There is, of course, no single agricultural South. The variations in climate, rainfall, landforms, and quality of soil are enormous. It is a region where many larger and smaller geographic subregions exist which have historically provided the basis for great differences in productivity, the kinds of crops raised, and farm organization. Besides such major subregions as the Piedmont, the Coastal Plains, and the Mississippi River alluvial valley, there are numerous smaller subregions, such as the central highlands of Florida, where citrus came to predominate. The South is a land of infinite geographical and agricultural variety.
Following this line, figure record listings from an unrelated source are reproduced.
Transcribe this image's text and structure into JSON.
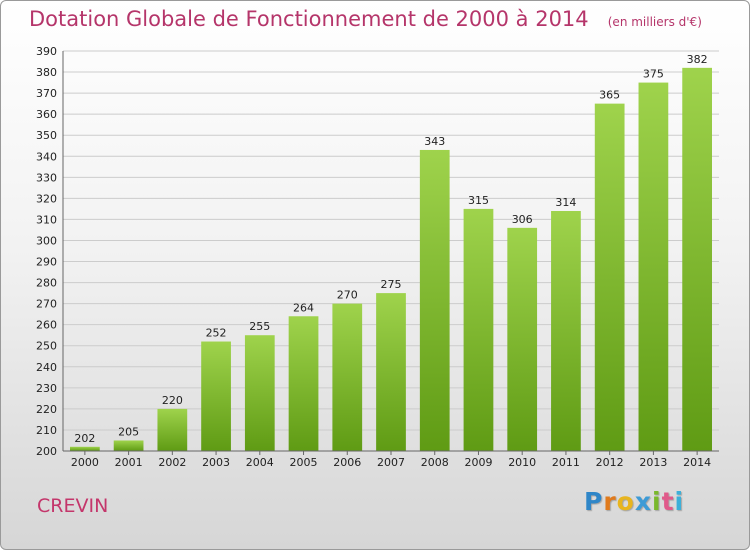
{
  "chart_data": {
    "type": "bar",
    "title": "Dotation Globale de Fonctionnement de 2000 à 2014",
    "subtitle": "(en milliers d'€)",
    "categories": [
      "2000",
      "2001",
      "2002",
      "2003",
      "2004",
      "2005",
      "2006",
      "2007",
      "2008",
      "2009",
      "2010",
      "2011",
      "2012",
      "2013",
      "2014"
    ],
    "values": [
      202,
      205,
      220,
      252,
      255,
      264,
      270,
      275,
      343,
      315,
      306,
      314,
      365,
      375,
      382
    ],
    "ylim": [
      200,
      390
    ],
    "ytick_step": 10,
    "grid": true,
    "bar_color_top": "#9fd34c",
    "bar_color_bottom": "#5f9b14"
  },
  "commune": "CREVIN",
  "brand": {
    "letters": [
      "P",
      "r",
      "o",
      "x",
      "i",
      "t",
      "i"
    ],
    "colors": [
      "#2f86c8",
      "#e07a1c",
      "#e8b51f",
      "#3d9bd6",
      "#7ab82c",
      "#e05a8a",
      "#3bb0d9"
    ]
  }
}
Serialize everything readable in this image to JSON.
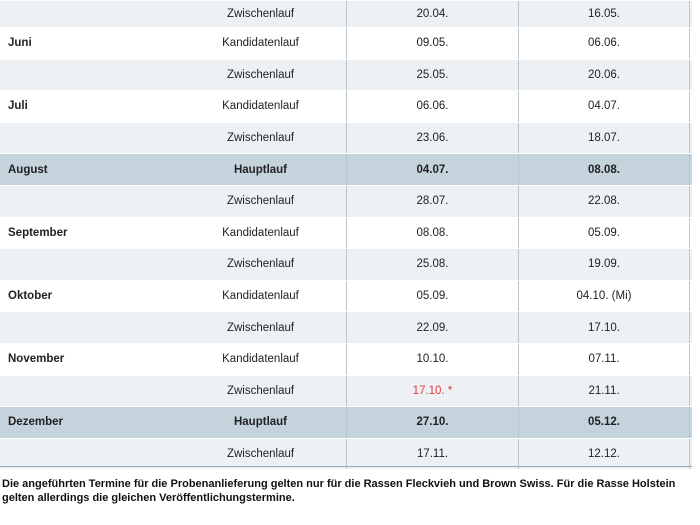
{
  "table": {
    "rows": [
      {
        "run": "Zwischenlauf",
        "date1": "20.04.",
        "date2": "16.05."
      },
      {
        "month": "Juni",
        "run": "Kandidatenlauf",
        "date1": "09.05.",
        "date2": "06.06."
      },
      {
        "run": "Zwischenlauf",
        "date1": "25.05.",
        "date2": "20.06."
      },
      {
        "month": "Juli",
        "run": "Kandidatenlauf",
        "date1": "06.06.",
        "date2": "04.07."
      },
      {
        "run": "Zwischenlauf",
        "date1": "23.06.",
        "date2": "18.07."
      },
      {
        "month": "August",
        "run": "Hauptlauf",
        "date1": "04.07.",
        "date2": "08.08.",
        "highlight": true
      },
      {
        "run": "Zwischenlauf",
        "date1": "28.07.",
        "date2": "22.08."
      },
      {
        "month": "September",
        "run": "Kandidatenlauf",
        "date1": "08.08.",
        "date2": "05.09."
      },
      {
        "run": "Zwischenlauf",
        "date1": "25.08.",
        "date2": "19.09."
      },
      {
        "month": "Oktober",
        "run": "Kandidatenlauf",
        "date1": "05.09.",
        "date2": "04.10. (Mi)"
      },
      {
        "run": "Zwischenlauf",
        "date1": "22.09.",
        "date2": "17.10."
      },
      {
        "month": "November",
        "run": "Kandidatenlauf",
        "date1": "10.10.",
        "date2": "07.11."
      },
      {
        "run": "Zwischenlauf",
        "date1": "17.10. *",
        "date2": "21.11.",
        "date1_color": "#e03a3a"
      },
      {
        "month": "Dezember",
        "run": "Hauptlauf",
        "date1": "27.10.",
        "date2": "05.12.",
        "highlight": true
      },
      {
        "run": "Zwischenlauf",
        "date1": "17.11.",
        "date2": "12.12."
      }
    ]
  },
  "footer": "Die angeführten Termine für die Probenanlieferung gelten nur für die Rassen Fleckvieh und Brown Swiss. Für die Rasse Holstein gelten allerdings die gleichen Veröffentlichungstermine."
}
Because of this, exceptions can be made to nearly every generalization about the history of southern farming. Nevertheless, there have been some common denominators, and these I have sought to identify and explain.
For purposes of my study I have arbitrarily defined the South as the eleven former Confederate States stretching from Virginia to Texas. It might be argued that other states or parts of states, such as Oklahoma and Kentucky or Southern Missouri, should be included in any book on southern agriculture. However, the principal elements of southern farming are found in the old Confederacy. Thus, unless otherwise indicated, when I write about the South I am referring to the eleven-state region. Occasionally, to present a broader picture, I may mention the census South, which includes sixteen states, but this is rare.
This study deals mainly with commercial farmers, the problems they faced, and their long struggle to modernize and to earn a decent standard of living. Unfortunately most farmers never achieved economic success, and through the 1930s poverty was the most common condition among farmers throughout the South. Because of the persistence of rural poverty from the 1870s to World War II, reference to living conditions on southern farms is made at several points through the book. While this results in some repetition, it shows more clearly that time did not heal the situation for millions of farm people in the region. Moreover, in order to document fully the developments in southern agriculture, I have relied heavily on statistics.
The main economic problem confronting southern farmers for three generations after 1865 was an excess of rural population in relation to developed land resources. The change to a more favorable man-land ratio was thwarted by the lack of off-farm jobs to siphon away surplus farm workers. The pressure of people on land was heavy from the 1880s to the 1940s. Not until the 1930s did events begin to merge in such a way as to destroy the old patterns of small, nonproductive, and poverty-ridden farms throughout the South. The New Deals acreage restriction and price support programs, federal credit agencies, and support for soil conservation, combined with agricultural science and technology, finally produced a new and modernized agriculture. Within one generation, from the late 1930s to the 1960s, a revolution occurred on southern commercial farms. The fewer and larger farms became mechanized, capital intensive, and labor efficient. My intent is to explain why agricultural change was so slow in the South and to show how the agents of change worked throughout the region after 1933 to destroy the old and produce a modernized agriculture.